A few minutes ago, during the usual horrible Thursday NFL game, I watched the commercial for "Mafia III", and was shocked. After the trio disbanded in 1963, they later had some reunion concerts and recordings in the 70s and 80s. One of their gigs was to record "Everybody Wants to Go to Heaven" by Charles Larson as part of a songwriting competition.
Somehow the producers of "Mafia III" found the tape, and sampled out Lou Gottlieb's phrasing of the tagline, "but nobody, aaah nobody wants to die". Gottlieb died in 1996, way too soon.

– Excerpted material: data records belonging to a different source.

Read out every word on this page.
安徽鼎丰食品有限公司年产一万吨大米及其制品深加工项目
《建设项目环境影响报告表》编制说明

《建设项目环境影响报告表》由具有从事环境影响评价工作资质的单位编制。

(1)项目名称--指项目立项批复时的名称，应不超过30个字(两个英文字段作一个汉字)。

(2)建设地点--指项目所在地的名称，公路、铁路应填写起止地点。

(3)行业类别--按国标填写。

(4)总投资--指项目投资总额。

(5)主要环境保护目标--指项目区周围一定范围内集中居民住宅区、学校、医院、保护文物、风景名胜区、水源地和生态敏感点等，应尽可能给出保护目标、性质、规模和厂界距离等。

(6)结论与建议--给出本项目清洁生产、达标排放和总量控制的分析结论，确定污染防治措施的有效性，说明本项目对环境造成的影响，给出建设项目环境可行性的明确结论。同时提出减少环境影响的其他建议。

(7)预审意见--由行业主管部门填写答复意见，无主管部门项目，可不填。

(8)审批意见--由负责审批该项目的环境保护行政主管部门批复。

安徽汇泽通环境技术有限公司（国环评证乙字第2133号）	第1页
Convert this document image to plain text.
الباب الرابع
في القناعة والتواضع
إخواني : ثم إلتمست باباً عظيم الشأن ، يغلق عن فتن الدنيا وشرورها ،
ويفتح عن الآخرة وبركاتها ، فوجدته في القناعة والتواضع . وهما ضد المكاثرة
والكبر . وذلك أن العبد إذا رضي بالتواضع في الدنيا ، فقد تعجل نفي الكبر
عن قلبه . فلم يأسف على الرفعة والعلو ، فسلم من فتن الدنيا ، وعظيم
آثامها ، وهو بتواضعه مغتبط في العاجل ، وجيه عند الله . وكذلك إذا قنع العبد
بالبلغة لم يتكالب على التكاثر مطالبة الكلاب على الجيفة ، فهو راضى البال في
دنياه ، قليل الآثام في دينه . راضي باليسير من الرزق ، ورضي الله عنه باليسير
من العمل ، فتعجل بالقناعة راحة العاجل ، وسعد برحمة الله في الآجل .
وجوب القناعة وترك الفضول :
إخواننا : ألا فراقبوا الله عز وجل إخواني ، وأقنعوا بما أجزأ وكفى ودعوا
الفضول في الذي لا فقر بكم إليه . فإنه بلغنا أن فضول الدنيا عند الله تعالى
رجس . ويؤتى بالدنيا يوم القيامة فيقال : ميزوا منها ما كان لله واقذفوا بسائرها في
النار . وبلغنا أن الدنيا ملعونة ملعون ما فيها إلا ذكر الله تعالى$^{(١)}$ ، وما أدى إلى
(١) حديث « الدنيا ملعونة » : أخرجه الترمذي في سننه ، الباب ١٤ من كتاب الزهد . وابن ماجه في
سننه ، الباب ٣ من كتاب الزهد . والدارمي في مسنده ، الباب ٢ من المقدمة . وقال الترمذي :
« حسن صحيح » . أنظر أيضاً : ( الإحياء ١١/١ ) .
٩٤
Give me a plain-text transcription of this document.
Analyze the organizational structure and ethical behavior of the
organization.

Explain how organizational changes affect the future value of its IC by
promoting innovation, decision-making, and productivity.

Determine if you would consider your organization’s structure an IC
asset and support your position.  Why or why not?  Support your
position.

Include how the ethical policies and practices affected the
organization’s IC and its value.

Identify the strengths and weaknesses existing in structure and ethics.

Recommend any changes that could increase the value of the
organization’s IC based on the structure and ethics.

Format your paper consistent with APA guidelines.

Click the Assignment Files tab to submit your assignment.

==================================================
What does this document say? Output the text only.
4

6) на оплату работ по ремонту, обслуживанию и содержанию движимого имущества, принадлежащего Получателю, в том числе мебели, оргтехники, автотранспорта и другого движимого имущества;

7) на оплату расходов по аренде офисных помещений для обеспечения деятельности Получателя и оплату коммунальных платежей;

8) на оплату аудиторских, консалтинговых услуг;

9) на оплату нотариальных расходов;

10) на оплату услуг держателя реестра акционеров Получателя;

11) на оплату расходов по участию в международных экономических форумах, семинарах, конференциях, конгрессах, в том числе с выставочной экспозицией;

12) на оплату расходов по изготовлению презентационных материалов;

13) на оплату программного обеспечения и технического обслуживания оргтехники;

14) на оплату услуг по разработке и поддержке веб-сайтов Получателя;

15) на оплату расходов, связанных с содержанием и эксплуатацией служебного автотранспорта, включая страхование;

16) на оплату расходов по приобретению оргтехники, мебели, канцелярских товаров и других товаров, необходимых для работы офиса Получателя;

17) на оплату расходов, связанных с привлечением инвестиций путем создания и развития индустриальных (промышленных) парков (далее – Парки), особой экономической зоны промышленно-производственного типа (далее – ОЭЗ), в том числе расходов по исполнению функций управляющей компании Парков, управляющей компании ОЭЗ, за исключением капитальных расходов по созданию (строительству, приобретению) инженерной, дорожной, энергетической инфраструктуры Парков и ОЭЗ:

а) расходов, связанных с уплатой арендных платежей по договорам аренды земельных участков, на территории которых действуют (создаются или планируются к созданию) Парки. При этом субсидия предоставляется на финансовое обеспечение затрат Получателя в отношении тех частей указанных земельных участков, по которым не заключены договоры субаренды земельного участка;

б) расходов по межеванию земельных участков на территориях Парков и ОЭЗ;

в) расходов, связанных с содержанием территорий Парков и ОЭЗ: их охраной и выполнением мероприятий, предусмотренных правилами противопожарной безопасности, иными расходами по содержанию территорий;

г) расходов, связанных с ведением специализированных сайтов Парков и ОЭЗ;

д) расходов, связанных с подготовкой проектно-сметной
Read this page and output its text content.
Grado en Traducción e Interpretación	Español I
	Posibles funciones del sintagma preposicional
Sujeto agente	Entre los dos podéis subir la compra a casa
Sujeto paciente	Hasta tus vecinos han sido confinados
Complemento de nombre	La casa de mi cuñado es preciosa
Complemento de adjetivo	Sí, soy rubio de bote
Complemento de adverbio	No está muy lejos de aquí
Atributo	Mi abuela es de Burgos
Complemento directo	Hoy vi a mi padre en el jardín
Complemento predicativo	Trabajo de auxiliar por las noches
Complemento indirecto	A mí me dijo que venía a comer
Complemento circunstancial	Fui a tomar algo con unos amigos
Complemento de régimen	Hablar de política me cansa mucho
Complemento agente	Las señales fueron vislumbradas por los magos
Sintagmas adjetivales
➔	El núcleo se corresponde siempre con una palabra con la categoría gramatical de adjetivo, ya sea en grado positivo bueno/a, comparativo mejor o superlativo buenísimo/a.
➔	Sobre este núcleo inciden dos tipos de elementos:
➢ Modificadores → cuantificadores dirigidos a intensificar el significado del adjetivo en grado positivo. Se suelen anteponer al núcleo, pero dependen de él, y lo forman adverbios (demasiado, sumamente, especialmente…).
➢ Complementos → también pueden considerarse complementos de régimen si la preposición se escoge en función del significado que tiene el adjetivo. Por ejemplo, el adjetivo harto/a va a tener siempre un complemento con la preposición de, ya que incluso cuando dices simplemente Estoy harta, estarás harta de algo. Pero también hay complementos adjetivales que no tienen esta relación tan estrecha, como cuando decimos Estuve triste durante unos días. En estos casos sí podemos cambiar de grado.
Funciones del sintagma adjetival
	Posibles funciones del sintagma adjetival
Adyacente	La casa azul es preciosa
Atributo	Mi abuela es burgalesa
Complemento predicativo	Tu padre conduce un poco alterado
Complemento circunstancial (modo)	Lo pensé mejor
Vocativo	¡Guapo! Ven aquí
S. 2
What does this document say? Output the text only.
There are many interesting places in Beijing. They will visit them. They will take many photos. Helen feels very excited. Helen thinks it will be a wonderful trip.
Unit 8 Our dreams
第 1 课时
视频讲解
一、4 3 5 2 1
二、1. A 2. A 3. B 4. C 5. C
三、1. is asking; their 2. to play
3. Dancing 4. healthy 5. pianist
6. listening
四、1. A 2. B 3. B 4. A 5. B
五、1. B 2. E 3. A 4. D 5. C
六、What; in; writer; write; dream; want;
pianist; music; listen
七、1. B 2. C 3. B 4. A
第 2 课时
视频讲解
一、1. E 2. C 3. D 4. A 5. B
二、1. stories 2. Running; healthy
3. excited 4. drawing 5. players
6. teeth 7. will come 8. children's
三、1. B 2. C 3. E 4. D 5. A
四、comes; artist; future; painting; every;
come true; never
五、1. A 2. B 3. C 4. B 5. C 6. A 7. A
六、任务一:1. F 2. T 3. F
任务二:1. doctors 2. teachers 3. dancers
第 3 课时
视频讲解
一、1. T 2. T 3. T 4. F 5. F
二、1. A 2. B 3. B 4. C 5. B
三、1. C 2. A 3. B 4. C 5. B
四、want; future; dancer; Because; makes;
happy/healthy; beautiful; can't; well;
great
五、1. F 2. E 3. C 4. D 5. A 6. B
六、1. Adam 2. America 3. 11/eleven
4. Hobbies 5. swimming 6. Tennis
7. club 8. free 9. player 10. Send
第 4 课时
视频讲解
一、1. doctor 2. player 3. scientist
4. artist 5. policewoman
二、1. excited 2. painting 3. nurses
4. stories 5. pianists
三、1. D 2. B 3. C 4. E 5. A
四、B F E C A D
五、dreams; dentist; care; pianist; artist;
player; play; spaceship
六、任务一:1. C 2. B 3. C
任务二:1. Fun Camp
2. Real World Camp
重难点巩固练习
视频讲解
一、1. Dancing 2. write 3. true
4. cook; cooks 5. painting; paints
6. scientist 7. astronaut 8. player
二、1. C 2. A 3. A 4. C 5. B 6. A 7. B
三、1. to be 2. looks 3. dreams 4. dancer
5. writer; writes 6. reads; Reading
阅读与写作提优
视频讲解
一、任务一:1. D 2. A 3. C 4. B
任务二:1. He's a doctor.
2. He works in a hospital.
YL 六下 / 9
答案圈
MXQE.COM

The idea is to make "Nobody Wants to Die" available for download, though details are still being worked out.
That would be so cool. A 70s reunion of a 60s trio doing a songwriting contest winner (sung by an aging Jew, since, of course, the Jewish religion offers neither heaven nor hell) backing a 2016 video game which thinks the song is from the 60s. Only in America could such a confluence of irony happen.
2 comments:
I also happened to hear this song on a commercial and was shocked right out of my prone position on the sofa. It flashed me back to the early 1970s at a club called The Zodiac on the strip in Virginia Beach. My then husband and I spent most weekends listening to our favorite band there. Chuck Larson was Known as Coyote, and there were various incarnations of his group; Coyote and Robbie, Coyote, Robbie, and Mike, Pearl, and Snuff. Everybody Wants to Go to Heaven was one of our favorite originals by Coyote, and we watched him on the American Songwriters Awards when the song was recognized. Wow, what a blast from the past! I still have an old cassette we recorded from the radio when the band performed live on a local station. Lots of great original songs from them on it.
well, a bit of truly obscure karma. I wonder the probability that an obscure, mostly techy, blog would have devotees of an obscure 60s folk trio and an obscure 70 folk singer/writer? perhaps the End Times have arrived.